Another problem is that all real solutions are long term. This doesn't help the book shop that just had its front window smashed by drunks. There should be a zone where the rejects are allowed to congregate, rather than pushing them about from neighborhood to neighborhood. We need a Red Light District or Tenderloin, at least until the long term solutions kick in. Creating this zone will of course, be a problem, as anyone residing there or with a business nearby will loudly object – all one needs to do is watch re-runs of DaVinci's City Hall to see the problems a government might encounter trying to set up a Red Light District. The old fashioned pay-off, long a feature of our politics, is in order here. Yes, paying-off the objectors is sleazy, but is probably the simplest method.


The most important of the long-term solutions, treating addiction as a medical, not a criminal problem, faces the most severe difficulty of all. Far too many powerful people benefit from the present barbarism. First off, those who benefit directly from drug illegality - the drug gangs, their “legitimate capitalist” investors and money launderers, corrupt right-wing politicians, and cops on the take. Then there are the even greater number who benefit indirectly. Treat addiction as a medical problem and put the addicts on support and they will no longer do B 'n E's and rob convenience stores. There goes maybe 50% of the crime rate. Many cops, prison guards and Just-Us officials will be left left pulling unemployment insurance. They, like all folks threatened with job loss, will fight to the bitter end, even though their jobs entail a kind of cannibalism. (1) And while our governments have gleefully tossed hospital employees and social service workers into the street, don't expect them to be so eager to try 'reforms' out on their forces of repression.

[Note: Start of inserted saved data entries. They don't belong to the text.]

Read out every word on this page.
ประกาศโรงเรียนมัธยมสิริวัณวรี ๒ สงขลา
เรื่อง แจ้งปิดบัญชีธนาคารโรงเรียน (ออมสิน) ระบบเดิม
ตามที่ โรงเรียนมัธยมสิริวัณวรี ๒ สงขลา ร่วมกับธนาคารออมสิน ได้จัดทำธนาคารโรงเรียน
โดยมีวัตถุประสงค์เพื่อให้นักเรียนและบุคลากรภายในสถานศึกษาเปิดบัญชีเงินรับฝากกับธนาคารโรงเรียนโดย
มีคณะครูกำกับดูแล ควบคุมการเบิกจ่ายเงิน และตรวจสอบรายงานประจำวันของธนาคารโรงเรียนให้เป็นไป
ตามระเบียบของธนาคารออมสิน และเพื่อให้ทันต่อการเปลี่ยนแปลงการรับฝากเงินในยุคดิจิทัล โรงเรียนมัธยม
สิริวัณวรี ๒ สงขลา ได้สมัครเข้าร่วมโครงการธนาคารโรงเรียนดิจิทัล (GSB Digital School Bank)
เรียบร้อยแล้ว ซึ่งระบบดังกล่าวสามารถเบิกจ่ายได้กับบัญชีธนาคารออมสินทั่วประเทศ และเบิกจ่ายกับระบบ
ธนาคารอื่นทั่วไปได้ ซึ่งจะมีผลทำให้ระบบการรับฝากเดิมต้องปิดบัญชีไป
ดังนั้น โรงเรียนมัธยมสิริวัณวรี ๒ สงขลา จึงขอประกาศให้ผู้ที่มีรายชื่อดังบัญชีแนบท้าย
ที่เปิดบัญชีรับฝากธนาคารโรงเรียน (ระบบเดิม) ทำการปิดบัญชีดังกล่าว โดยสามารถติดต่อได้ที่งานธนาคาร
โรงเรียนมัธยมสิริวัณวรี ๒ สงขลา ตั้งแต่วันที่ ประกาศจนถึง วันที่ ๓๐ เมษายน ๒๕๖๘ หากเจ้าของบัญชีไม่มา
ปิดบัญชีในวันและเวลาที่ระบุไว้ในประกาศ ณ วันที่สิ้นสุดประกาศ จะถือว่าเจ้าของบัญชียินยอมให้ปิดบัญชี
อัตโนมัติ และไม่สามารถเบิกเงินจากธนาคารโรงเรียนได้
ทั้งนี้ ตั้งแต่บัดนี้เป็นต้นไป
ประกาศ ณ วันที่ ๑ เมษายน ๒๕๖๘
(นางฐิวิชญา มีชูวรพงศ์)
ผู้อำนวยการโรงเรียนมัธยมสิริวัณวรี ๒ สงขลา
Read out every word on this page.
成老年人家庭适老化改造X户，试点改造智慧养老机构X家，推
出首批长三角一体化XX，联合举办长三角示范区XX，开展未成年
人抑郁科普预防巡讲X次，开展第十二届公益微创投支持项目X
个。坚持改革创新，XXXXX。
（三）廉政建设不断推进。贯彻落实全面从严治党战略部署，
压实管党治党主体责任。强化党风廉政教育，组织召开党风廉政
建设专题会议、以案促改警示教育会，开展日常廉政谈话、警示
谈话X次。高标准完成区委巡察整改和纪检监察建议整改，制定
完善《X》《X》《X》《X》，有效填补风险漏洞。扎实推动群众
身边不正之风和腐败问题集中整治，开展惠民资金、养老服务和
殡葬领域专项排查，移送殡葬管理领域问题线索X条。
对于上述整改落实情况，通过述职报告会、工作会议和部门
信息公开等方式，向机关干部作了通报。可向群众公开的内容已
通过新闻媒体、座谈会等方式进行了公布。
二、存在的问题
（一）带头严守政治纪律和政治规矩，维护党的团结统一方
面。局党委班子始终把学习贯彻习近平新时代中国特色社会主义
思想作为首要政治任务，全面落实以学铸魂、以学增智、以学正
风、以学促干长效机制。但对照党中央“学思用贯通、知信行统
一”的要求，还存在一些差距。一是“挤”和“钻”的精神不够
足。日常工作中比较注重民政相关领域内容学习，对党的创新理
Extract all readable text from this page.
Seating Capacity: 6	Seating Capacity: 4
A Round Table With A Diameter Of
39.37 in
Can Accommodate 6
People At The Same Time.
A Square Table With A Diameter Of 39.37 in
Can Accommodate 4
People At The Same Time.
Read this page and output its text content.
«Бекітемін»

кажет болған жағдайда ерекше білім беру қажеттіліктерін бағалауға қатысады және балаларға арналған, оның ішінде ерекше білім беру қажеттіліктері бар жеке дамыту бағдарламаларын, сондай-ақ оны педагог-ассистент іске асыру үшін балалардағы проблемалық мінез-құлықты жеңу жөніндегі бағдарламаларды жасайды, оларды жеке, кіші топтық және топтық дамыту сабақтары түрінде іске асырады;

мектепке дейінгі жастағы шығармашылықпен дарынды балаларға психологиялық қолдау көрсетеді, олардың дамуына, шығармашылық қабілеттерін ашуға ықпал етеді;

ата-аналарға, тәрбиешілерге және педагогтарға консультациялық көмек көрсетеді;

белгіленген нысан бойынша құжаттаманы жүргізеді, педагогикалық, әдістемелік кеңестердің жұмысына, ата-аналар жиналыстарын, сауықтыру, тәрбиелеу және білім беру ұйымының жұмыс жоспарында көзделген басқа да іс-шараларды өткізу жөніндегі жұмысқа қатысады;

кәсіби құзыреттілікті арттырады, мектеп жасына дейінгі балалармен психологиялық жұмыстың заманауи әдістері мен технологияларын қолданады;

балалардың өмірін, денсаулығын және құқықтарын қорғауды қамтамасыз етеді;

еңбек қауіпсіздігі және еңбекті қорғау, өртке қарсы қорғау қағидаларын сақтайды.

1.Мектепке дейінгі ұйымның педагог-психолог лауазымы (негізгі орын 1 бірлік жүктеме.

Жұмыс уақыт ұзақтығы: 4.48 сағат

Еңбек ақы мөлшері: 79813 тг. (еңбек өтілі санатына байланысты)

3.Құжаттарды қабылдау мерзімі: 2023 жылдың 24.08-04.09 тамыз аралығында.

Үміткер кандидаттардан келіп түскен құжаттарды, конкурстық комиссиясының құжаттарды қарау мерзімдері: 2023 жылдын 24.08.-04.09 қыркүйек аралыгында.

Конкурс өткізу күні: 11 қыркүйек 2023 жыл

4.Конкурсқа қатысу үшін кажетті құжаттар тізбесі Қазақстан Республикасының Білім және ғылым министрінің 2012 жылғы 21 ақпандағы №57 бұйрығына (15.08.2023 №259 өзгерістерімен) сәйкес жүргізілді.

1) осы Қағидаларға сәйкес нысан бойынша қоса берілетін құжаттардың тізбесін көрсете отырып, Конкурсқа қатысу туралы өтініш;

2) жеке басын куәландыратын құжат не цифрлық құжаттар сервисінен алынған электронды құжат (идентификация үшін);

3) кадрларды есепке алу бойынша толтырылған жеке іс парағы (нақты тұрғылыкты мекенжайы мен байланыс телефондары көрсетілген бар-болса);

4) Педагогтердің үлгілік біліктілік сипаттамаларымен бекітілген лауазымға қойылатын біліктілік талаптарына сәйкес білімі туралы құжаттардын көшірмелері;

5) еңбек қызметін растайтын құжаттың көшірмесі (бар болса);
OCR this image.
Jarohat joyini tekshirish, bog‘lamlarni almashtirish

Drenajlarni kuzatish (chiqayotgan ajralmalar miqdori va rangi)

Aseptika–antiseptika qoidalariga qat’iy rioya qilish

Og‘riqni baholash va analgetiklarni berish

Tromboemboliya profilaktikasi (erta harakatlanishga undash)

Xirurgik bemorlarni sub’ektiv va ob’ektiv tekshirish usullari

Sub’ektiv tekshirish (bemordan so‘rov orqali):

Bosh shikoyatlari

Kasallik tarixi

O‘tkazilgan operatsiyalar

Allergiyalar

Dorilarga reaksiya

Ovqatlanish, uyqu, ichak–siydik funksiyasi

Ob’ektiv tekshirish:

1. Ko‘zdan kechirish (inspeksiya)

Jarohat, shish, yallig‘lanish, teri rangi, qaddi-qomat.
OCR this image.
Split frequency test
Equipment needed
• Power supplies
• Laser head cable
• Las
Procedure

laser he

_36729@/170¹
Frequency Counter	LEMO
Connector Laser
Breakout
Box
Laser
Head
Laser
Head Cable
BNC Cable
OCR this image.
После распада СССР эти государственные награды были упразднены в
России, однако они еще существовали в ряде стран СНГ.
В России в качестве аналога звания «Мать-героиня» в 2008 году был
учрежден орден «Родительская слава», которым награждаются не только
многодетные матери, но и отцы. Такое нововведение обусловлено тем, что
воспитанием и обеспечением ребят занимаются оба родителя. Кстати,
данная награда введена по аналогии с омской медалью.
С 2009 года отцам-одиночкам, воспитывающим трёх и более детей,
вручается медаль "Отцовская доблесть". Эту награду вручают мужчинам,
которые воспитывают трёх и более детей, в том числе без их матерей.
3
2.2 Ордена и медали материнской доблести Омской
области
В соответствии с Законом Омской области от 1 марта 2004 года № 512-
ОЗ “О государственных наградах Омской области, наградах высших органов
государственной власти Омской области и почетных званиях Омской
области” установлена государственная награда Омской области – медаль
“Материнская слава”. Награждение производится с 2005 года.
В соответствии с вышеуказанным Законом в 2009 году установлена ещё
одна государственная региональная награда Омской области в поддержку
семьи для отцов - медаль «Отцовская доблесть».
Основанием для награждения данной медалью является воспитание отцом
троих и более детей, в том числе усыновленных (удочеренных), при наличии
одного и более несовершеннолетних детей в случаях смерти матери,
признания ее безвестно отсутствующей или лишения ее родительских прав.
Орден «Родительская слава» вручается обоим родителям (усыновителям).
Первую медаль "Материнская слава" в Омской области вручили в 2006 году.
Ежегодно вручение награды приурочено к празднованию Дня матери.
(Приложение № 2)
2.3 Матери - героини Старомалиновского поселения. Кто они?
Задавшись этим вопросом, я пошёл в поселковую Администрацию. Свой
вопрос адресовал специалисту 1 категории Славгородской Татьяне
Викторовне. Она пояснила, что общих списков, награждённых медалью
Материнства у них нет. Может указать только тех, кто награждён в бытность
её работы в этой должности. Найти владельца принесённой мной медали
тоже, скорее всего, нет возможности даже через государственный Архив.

While the obstacles are enormous, this doesn't mean that humane and rational solutions cannot eventually triumph. Europeans have already moved in that direction and in time Canada will as well, (in spite of the Harpocrits) but only if we put the maximum pressure on our Rulers to make these changes. And one way to do this is to de-legitimize the forces of the drug and poverty status quo. No more polite arguments, no more Mr. and Ms. Nice Guy – expose these people for what they are – corrupt or stupid.


1. The drug laws and the resulting police-prison industrial complex works exactly like the old Soviet Gulag system. People are persecuted, arrested and imprisoned, all suffer and many lives are shortened in the process, all for irrational reasons. Meanwhile, thousands of people make a living off this suffering and work hard to make sure the system remains in place. There ought to be Nuremberg-type trials for the fiends responsible for this situation.


2 Comments:

Blogger Werner said...

I agree with you street drugs (and their addiction) should be, at the very least, decriminalized. But too many phoney-baloney jobs would be put in jeopardy if this obvious solution was brought into play. Of course poverty itself is a major factor in all this. I remember waiting at a bus stop a couple of years ago where I got into a conversation with a woman who it turned out was a social worker in downtown Regina. I suggested, somewhat boldly, that replacing the current welfare system with a guaranteed annual income would be a step in the rigbt ( actually left ) direction. I got the predictable "they would just abuse it" bullshit answer. This pissed me off but wasn't really so surprising.

6:20 PM  
Blogger Mr. Beer N. Hockey said...

Right on Larry. You have not yet had time to break in a new umbrella in the Land of Dope and Honey and already you are poking its tip into the gurgling belly of the beast that burps new homeless onto the street by the minute.